1.60 The intuition that underwrites the Isolation Objection is related to another influential objection to coherentism. Some of the clearest cases of irrational belief are cases in which someone is caught in the grips of delusion or subject to brainwashing. It doesn't matter whether our example involves a cult member brainwashed into believing that billions of years ago rational beings navigated the universe in spaceships that looked very similar to the cars of the 1950s or whether our example involves someone who firmly believes that their loved ones have been replaced by impostors.31 While the beliefs of such believers seem to be paradigmatic cases of irrational belief, it doesn't seem that we can account for the irrationality of such beliefs in terms of considerations of coherence. We want to say that our beliefs are rational, theirs are not, and that it's clear that there's a significant normative difference between them, but this difference cannot be traced to something like a degree of coherence that our beliefs display that theirs lack or the presence of incoherence that their beliefs display that ours do not. Part of what's so disturbing about subjects like this, subjects we'd describe as “having lost touch with reality,” is that their beliefs are often chillingly coherent. The most salient difference between our beliefs and theirs is that our beliefs are tethered to reality because they are properly responsive to new experiences. Unfortunately for the coherentists, they cannot straightforwardly accommodate this point, as they see justification as having all to do with relations between beliefs.32
1.5 Foundationalism
1.61 The infinitists and coherentists try to account for the possibility of justified belief in terms of the rational support provided by more justified beliefs. On this view, the justification for any justified belief is derivative in the sense that it derives the necessary rational support from further justified beliefs.
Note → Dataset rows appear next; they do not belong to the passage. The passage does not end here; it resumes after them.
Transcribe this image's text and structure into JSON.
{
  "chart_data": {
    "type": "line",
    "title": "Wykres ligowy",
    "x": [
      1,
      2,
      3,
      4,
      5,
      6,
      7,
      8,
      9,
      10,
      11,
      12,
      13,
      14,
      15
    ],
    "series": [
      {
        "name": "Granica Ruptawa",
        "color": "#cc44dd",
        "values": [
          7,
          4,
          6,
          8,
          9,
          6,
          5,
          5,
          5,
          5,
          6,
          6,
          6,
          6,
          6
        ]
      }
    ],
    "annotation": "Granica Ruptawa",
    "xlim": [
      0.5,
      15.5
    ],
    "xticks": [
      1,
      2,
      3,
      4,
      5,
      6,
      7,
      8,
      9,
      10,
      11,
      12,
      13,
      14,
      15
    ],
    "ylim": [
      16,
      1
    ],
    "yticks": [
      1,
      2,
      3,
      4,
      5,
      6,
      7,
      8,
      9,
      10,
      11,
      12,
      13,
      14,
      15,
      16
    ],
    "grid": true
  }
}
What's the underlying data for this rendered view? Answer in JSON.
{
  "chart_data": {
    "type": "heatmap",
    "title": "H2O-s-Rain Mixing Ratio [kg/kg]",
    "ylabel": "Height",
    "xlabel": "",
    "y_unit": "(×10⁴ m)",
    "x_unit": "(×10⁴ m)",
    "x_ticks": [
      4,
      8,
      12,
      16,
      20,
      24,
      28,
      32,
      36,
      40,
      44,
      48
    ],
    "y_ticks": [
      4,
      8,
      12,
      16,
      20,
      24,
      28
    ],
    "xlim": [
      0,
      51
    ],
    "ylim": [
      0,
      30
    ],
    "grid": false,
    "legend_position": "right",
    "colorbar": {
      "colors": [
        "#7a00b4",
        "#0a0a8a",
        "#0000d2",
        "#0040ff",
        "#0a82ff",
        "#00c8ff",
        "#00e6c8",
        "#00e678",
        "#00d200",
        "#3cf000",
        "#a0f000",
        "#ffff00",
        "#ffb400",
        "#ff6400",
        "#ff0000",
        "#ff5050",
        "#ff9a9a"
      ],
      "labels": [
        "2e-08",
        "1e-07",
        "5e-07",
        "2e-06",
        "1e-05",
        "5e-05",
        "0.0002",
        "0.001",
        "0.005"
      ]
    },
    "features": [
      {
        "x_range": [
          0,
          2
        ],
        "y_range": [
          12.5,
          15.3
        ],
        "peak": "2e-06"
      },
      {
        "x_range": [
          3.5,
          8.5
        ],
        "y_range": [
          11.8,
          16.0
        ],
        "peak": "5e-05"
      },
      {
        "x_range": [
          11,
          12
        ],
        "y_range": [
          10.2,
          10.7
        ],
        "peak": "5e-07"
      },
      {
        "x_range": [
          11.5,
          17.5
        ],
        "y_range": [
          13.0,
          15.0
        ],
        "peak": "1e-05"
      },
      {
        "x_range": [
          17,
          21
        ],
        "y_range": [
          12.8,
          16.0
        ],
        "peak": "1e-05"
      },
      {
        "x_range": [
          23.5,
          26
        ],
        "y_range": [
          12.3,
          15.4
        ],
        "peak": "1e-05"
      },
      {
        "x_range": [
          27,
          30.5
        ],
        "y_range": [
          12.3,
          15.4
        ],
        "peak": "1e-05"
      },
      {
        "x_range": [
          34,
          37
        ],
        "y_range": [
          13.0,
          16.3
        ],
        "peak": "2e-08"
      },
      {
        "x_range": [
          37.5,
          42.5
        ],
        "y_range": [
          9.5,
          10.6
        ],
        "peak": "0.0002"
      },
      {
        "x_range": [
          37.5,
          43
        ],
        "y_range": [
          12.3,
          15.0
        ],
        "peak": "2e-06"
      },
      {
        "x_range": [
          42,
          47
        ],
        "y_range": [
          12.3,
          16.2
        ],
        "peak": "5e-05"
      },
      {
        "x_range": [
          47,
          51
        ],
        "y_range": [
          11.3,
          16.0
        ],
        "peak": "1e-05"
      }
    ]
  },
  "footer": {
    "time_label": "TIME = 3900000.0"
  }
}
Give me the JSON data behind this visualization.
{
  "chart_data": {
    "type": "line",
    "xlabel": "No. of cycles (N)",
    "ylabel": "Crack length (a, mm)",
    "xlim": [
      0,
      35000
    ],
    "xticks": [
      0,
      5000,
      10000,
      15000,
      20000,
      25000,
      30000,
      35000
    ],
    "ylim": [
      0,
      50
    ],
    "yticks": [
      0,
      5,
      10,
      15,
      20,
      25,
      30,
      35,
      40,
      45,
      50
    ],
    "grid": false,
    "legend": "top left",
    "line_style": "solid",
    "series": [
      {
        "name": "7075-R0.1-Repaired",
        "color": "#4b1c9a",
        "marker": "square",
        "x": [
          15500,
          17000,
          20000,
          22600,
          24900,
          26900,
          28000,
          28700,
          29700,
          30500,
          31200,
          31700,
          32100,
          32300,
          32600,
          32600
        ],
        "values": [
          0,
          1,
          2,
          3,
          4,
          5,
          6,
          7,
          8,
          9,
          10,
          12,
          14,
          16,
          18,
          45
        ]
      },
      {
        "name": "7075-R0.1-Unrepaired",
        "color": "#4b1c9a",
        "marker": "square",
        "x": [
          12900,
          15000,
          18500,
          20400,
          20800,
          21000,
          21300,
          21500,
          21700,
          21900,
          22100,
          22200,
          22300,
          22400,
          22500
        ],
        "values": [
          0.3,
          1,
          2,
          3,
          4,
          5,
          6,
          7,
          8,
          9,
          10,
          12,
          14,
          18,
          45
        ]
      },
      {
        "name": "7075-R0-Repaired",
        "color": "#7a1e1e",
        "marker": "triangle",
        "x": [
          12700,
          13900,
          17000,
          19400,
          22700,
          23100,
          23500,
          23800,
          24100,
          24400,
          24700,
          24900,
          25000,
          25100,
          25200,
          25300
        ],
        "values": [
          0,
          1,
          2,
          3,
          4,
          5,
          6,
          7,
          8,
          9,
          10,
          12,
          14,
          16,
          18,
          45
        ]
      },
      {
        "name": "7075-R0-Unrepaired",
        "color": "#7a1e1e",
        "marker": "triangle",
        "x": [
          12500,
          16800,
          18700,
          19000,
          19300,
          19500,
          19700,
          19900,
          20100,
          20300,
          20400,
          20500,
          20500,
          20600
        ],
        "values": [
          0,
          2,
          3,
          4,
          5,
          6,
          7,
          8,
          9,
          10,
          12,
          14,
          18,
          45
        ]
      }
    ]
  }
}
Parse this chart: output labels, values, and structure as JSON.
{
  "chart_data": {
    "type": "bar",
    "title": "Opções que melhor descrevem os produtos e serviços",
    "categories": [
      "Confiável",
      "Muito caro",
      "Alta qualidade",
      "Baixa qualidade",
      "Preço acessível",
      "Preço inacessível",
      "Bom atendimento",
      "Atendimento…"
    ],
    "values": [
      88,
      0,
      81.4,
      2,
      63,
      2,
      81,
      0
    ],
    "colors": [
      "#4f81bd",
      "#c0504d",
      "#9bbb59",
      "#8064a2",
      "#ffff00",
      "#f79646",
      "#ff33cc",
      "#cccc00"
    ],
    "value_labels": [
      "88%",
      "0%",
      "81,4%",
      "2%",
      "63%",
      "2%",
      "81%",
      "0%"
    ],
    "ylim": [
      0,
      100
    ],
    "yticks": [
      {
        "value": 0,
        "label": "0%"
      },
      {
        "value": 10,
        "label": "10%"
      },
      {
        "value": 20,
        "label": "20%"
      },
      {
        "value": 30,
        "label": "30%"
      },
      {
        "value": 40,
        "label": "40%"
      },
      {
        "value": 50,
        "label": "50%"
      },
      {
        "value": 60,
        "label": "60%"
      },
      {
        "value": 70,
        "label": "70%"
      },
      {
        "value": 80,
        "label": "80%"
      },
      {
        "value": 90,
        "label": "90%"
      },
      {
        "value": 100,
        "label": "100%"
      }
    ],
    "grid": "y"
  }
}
The coherentists and infinitists disagree about how supporting beliefs have to be structured to ensure that justified beliefs are justified, but they agree that stopping the justificatory regress doesn't involve any belief that (i) can justify further beliefs and that (ii) does not derive its justification from any further belief. These beliefs, which have been called properly basic, foundational, non‐inferentially justified, and immediately justified beliefs, are, according to the foundationalist, epistemically essential. Without them, none of our beliefs could be justified.